The story is a little more involved -- but to summarize, it's a momentary blip until Facebook and WhatsApp become GDPR-compliant. They have agreed to play nice until they are compliant, and my guess is they already have a system in place to allow data sharing. People will likely find any day now that they are accepting the new terms and conditions that allow data sharing to happen. In all likelihood they will be completely ambivalent to the change and simply press the "ok" button when told the terms and conditions on their account have changed.
The facts of the case underscore that not only is this a hollow victory -- Facebook has played the Information Commissioner's office like a finely tuned fiddle.
The merger between Facebook and WhatsApp took place in 2014 with a promise to the EU authorities that data would not be shared.
Remember what two US tech giants make? What's the plural of liar? Let me think -- that would liars. They did, of course, share data, regardless of that promise and have since been fined. One can only imagine Facebook took a decision the data was worth more than the GBP94m fine levied last May.
The Information Commissioner started an investigation in August 2016 and here we are, just over a year and a half later, not with another fine for Facebook. Instead we have a promise not to carry on doing exactly what it had already promised it would never do.
The cynic in me we would suggest Facebook has played the EU authorities and the UK's Information Commissioner for fools. They probably couldn't believe their luck that lying to the EU resulted in a comparatively small fine and that the UK authorities could be dragged in to a process that took so long, they've only now had to say they wouldn't keep on breaking an arrangement they had already undertaken not to breach (and been fined for).
Trouble is, even the Information Commissioner knows that no matter how much it tries to blog about this being a "win" for data privacy, it is actually the most hollow of victories.
There is a fabulous line toward the end of the ICO blog that confirms what everyone with half a brain knew the story would lead to. The undertaking Facebook has given, to actually keep to a promise it made three years ago, will be binding until the company is GDPR compliant.
Yes, that's right -- the law really was almost specifically tailored to allow the tech giants to do whatever they want.

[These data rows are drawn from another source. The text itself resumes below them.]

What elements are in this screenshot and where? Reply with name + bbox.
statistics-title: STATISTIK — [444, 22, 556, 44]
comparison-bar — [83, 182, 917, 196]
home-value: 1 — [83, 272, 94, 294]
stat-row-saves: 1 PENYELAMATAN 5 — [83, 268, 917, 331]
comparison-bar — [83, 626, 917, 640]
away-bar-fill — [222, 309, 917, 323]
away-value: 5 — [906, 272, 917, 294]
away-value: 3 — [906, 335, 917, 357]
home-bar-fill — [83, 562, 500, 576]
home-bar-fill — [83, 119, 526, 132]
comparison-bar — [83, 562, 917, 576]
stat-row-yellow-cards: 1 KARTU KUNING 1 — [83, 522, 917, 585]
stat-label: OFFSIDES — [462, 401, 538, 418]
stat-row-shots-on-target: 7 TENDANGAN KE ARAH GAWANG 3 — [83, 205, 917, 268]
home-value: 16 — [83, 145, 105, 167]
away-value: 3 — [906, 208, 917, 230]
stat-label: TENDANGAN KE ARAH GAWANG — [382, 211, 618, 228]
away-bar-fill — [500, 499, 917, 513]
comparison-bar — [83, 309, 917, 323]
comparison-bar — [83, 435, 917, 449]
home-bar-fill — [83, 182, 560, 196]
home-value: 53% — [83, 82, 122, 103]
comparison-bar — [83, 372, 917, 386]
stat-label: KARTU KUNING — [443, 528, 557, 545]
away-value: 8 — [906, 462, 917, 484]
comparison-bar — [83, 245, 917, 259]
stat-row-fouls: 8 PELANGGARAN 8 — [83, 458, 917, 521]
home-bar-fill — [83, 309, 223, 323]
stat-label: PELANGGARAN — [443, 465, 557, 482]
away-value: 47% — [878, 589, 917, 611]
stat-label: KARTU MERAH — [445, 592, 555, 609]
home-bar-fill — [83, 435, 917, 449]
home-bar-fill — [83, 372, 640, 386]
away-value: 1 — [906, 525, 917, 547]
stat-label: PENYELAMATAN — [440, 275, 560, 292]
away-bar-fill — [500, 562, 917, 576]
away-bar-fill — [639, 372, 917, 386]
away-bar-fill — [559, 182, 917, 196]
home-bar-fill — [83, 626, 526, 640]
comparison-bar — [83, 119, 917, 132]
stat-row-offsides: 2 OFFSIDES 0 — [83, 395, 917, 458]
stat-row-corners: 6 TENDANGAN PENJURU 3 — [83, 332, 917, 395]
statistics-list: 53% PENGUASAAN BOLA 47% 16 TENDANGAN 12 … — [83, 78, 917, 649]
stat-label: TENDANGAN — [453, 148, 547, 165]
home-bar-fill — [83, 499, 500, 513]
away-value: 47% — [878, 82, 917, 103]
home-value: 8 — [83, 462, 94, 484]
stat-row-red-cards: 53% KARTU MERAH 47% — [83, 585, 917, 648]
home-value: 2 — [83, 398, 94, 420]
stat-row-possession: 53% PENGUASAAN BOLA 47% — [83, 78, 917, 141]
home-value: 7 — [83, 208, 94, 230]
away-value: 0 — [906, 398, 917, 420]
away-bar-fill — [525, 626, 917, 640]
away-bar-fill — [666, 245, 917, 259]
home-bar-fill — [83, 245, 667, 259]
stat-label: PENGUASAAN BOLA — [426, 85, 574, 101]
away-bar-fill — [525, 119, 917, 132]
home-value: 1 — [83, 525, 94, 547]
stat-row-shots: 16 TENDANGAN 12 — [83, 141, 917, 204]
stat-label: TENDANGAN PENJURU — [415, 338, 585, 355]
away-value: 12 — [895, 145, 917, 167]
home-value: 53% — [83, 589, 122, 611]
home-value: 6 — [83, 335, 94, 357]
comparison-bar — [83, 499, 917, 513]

That is, of course, as long as they tell consumers about it up front in a privacy update that will just be accepted before we all go off to watch surfing kittens.
So let's recap. In February 2014 Facebook bought WhatsApp for $19bn. It got EU approval for promising not to share data between the two platforms. It broke its word and was fined $122m.
An ICO investigation that was already underway by the time it was fined, then got strung out until this week when Facebook promised to stop sharing data -- you know, that data it had already said it wouldn't share.
This promise will last until GDPR compliance is achieved and, basically, Facebook and WhatsApp mention in a privacy notice they share data and people just blindly click "ok."
If any part of this is sounding like a privacy "win" as the ICO calls it, please let me know. If it sounds like the tech giant once again riding roughshod over EU and UK law, don't bother telling me -- I already know.